L’impact des images violentes sur les enfants

L’impact des images violentes est plus important qu’on ne le croit et je reçois souvent des enfants (jeunes ou moins jeunes) qui ont du mal à s’endormir, qui font des cauchemars ou qui sont agressifs à l’école après avoir vu tel ou tel film.

Il faut mettre en garde nos enfants contre les risques qu’ils encourent à voir des images violentes et leur expliquer que le cerveau mémorise les images qui génèrent des émotions fortes. Et que ce qu’ils ressentent à ce moment-là peut ressurgir à d’autres moments et dans d’autres contexte et les envahir à leur insu. Car sur les milliards d’informations que notre cerveau perçoit chaque jour, les images à caractère choquant, inhabituel, violent sont celles qui s’imprègnent le plus en nous.

Assurer l’intégrité physique de nos enfants mais aussi leur sécurité affective

Car le problème avec l’interdit et la rigidité, est que les enfants finissent par voir ce qu’ils veulent en cachette, seuls dans leur chambre et je pense que dans les familles, il s’agit moins d’interdire que de savoir ce que les enfants regardent et partager avec eux des discussions à ce sujet.

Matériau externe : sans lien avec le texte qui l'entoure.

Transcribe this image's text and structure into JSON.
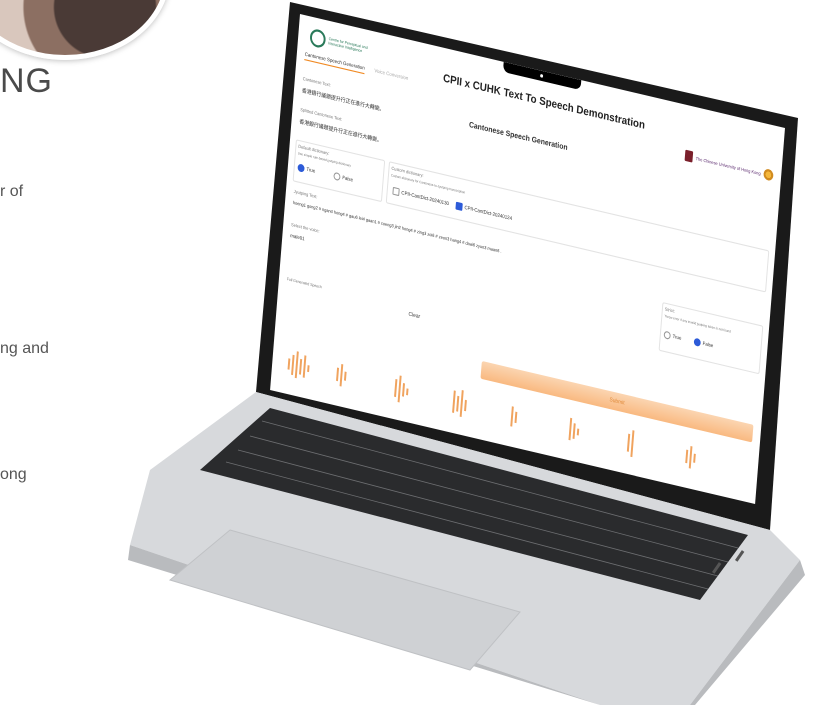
{
  "left": {
    "heading": "NG",
    "line1": "r of",
    "line2": "ng and",
    "line3": "ong"
  },
  "app": {
    "org_logo_text": "Centre for Perceptual and Interactive Intelligence",
    "title": "CPII x CUHK Text To Speech Demonstration",
    "tabs": [
      {
        "label": "Cantonese Speech Generation",
        "active": true
      },
      {
        "label": "Voice Conversion",
        "active": false
      }
    ],
    "university": "The Chinese University of Hong Kong",
    "panel_title": "Cantonese Speech Generation",
    "cantonese_text": {
      "label": "Cantonese Text:",
      "value": "香港銀行議題提升行正在進行大轉變。"
    },
    "split_text": {
      "label": "Splitted Cantonese Text:",
      "value": "香港銀行議題提升行正在進行大轉變。"
    },
    "default_dictionary": {
      "label": "Default dictionary:",
      "hint": "Use simple rule-based jyutping dictionary",
      "options": [
        {
          "label": "True",
          "selected": true
        },
        {
          "label": "False",
          "selected": false
        }
      ]
    },
    "custom_dictionary": {
      "label": "Custom dictionary:",
      "hint": "Custom dictionary for Cantonese-to-Jyutping transcription",
      "options": [
        {
          "label": "CPII-CantDict-20240130",
          "checked": false
        },
        {
          "label": "CPII-CantDict-20240124",
          "checked": true
        }
      ]
    },
    "jyutping": {
      "label": "Jyutping Text:",
      "value": "hoeng1 gong2 # ngan4 hong4 # gau6 lei4 gaan1 # coeng3 jin2 hong4 # zing3 zoi6 # zeon3 hang4 # daai6 zyun3 maan6 ."
    },
    "strict": {
      "label": "Strict:",
      "hint": "Throw error if any invalid jyutping token is not found",
      "options": [
        {
          "label": "True",
          "selected": false
        },
        {
          "label": "False",
          "selected": true
        }
      ]
    },
    "voice": {
      "label": "Select the voice:",
      "value": "male01"
    },
    "generated_label": "Full Generated Speech",
    "clear_label": "Clear",
    "submit_label": "Submit",
    "colors": {
      "accent": "#f08a24",
      "select": "#2d5bd8",
      "submit": "#f9b980"
    }
  }
}
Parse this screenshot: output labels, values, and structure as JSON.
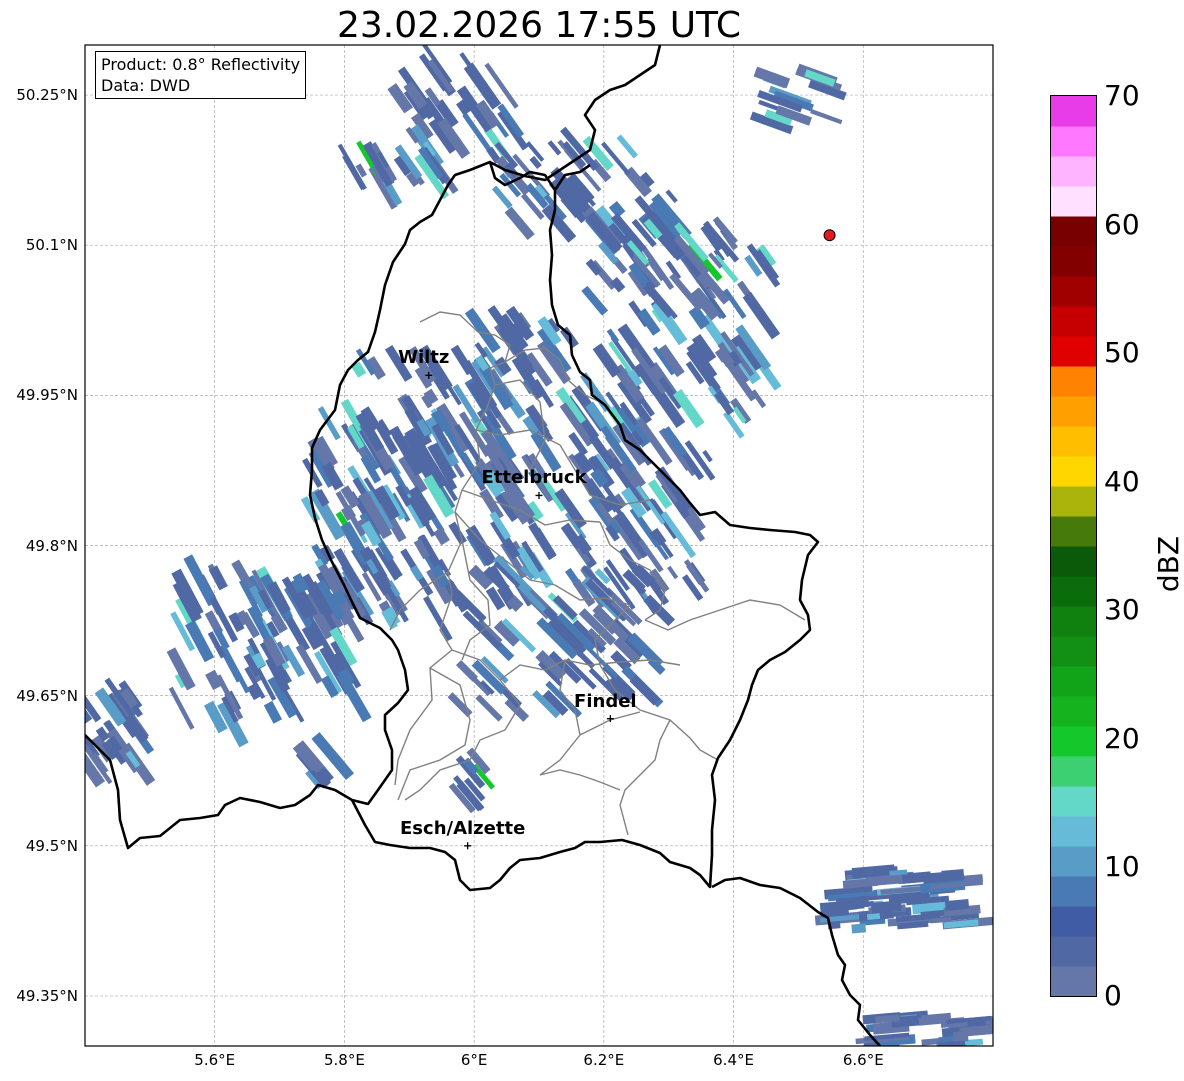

Si assurer l’intégrité physique de nos enfants est primordial, il faut aussi leur assurer la sécurité affective et leur apprendre qu’ils ont le droit de refuser de voir certaines images si elles les dérangent. Cela peut être l’occasion de leur rappeler qu’on peut être différent des autres et s’accepter quand même et que plus nous acceptons d’être différents, plus les autres nous respectent.

Que faire si notre enfant a déjà vu la série Squid Game ?

S’ils ont déjà vu la série ou des extraits, il est important d’instaurer un dialogue avec eux et leur permettre de verbaliser ce qu’ils ont ressenti : de la peur, du dégout, de la honte devant les camarades qui ont l’air de trouver ça « cool ». Il faut leur offrir un espace qui leur permette de mettre des mots, de formuler d’éventuelles inquiétudes et leur rappeler que les images ont le pouvoir qu’on leur donne.

Parler de sa peur et l’extérioriser, permet de prendre de la distance sur le plan émotionnel.

Autoriser l’enfant à exprimer son ressenti et partager le vôtre avec lui, l’aidera à relativiser et à remettre les choses dans leur contexte : ceci est une fiction et heureusement que la société ne fonctionne pas comme cela.

La série peut donner l’occasion d’un dialogue autour de la précarité et de la corruption et montrer comment les inégalités peuvent anéantir certains. Un débat intéressant peut aussi avoir lieu quant aux limites de ce qu’on est prêt à faire pour avoir de l’argent, à un âge où l’on cherche à en avoir par tous les moyens.

En matière d’éducation, le dialogue est à privilégier car il instaure un climat de confiance qui aidera l’enfant à grandir. Et il ne faut pas oublier que ce qui permet l’autonomie justement, c’est la sécurité affective qui la précède.